Short self-assembling cationic antimicrobial peptide mimetics based on a 3,5-diaminobenzoic acid scaffold

Infections caused by Staphylococcal and Micrococcal species represent a major public health burden. Although treatments do exist, these tend to be associated with cytotoxic effects; furthermore, the emergence of antimicrobial resistance presents an immediate challenge. New classes of active compounds are required to address these threats to human health. Here we present a de novo peptidomimetic strategy that produces self-assembling cationic antimicrobials.
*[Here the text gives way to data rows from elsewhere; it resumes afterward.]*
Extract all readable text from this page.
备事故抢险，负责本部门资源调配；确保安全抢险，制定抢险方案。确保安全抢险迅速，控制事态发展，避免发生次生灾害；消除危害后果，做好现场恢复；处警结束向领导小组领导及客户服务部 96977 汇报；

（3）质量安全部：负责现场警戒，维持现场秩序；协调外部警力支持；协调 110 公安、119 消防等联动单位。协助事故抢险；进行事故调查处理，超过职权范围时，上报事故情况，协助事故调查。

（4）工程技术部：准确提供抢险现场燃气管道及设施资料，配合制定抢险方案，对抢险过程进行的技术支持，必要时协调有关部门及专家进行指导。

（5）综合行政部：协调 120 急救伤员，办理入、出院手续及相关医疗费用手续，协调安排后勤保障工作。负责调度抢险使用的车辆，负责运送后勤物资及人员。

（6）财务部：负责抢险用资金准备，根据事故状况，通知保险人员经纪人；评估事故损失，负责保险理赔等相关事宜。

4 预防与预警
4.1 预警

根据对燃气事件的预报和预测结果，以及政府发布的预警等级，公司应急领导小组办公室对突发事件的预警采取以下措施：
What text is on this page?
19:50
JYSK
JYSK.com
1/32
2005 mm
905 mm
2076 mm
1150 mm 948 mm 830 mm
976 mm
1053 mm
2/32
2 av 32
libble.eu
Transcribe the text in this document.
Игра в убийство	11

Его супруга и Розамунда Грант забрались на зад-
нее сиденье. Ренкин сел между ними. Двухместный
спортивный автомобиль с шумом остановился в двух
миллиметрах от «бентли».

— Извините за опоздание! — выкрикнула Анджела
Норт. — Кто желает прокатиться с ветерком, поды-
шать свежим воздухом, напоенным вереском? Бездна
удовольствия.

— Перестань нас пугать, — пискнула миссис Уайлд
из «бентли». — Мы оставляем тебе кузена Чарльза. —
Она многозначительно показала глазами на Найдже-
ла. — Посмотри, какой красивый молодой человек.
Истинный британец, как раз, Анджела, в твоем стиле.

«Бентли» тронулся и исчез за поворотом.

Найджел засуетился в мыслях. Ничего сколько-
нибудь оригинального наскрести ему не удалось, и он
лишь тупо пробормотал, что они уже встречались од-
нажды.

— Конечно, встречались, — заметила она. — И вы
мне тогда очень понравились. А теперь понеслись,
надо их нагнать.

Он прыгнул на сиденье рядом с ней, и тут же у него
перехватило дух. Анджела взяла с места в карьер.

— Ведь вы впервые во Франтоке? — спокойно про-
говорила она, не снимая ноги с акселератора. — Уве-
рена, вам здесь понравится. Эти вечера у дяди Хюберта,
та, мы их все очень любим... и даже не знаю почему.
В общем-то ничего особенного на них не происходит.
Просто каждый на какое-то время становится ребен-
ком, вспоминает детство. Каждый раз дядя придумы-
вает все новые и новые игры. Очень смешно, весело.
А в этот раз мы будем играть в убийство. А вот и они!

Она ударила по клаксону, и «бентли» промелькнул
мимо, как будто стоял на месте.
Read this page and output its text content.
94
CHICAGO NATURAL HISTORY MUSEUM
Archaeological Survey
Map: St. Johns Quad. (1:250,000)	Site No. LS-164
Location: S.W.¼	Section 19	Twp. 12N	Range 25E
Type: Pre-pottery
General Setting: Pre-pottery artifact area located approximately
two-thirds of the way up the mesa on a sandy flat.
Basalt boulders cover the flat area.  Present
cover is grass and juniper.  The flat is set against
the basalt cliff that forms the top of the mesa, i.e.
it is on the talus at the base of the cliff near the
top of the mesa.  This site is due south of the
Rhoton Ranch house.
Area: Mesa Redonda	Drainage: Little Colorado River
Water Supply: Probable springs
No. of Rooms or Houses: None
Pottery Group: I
To identify a candidate compound with bactericidal activity, a small library of 8 peptidomimetics comprising ultrashort peptide sequences attached to a 3,5-diaminobenzoic acid scaffold was generated and tested against Micrococcus luteus and Staphylococcus aureus. Self-assembly appears to be the driving force for increased potency, likely by contributing to increased local surface charge density and peptide mass and producing a multivalent effect that enhances electrostatic interactions with negatively charged bacterial membranes, causing membrane disruption. The most active library member C7 forms patched micellar nanoparticles and has an activity higher than that of known natural antimicrobial peptides against M luteus. C7 also shows activity comparable to that of gramicidin S and the standard antibiotic vancomycin used in antibacterial therapy, but with a greater selectivity index. Importantly, C7 is also nontoxic and nonhemolytic, unlike the currently administered vancomycin, which can cause acute renal failure, and gramicidin S, which is highly hemolytic in nature. The short sequence length, ease of design, convenient synthesis strategy, and presence of a substitutable hydrophobic residue that enables self-assembly into different nanostructures make this model compound highly attractive for generating cost-effective, rapid-acting peptide-based antimicrobials.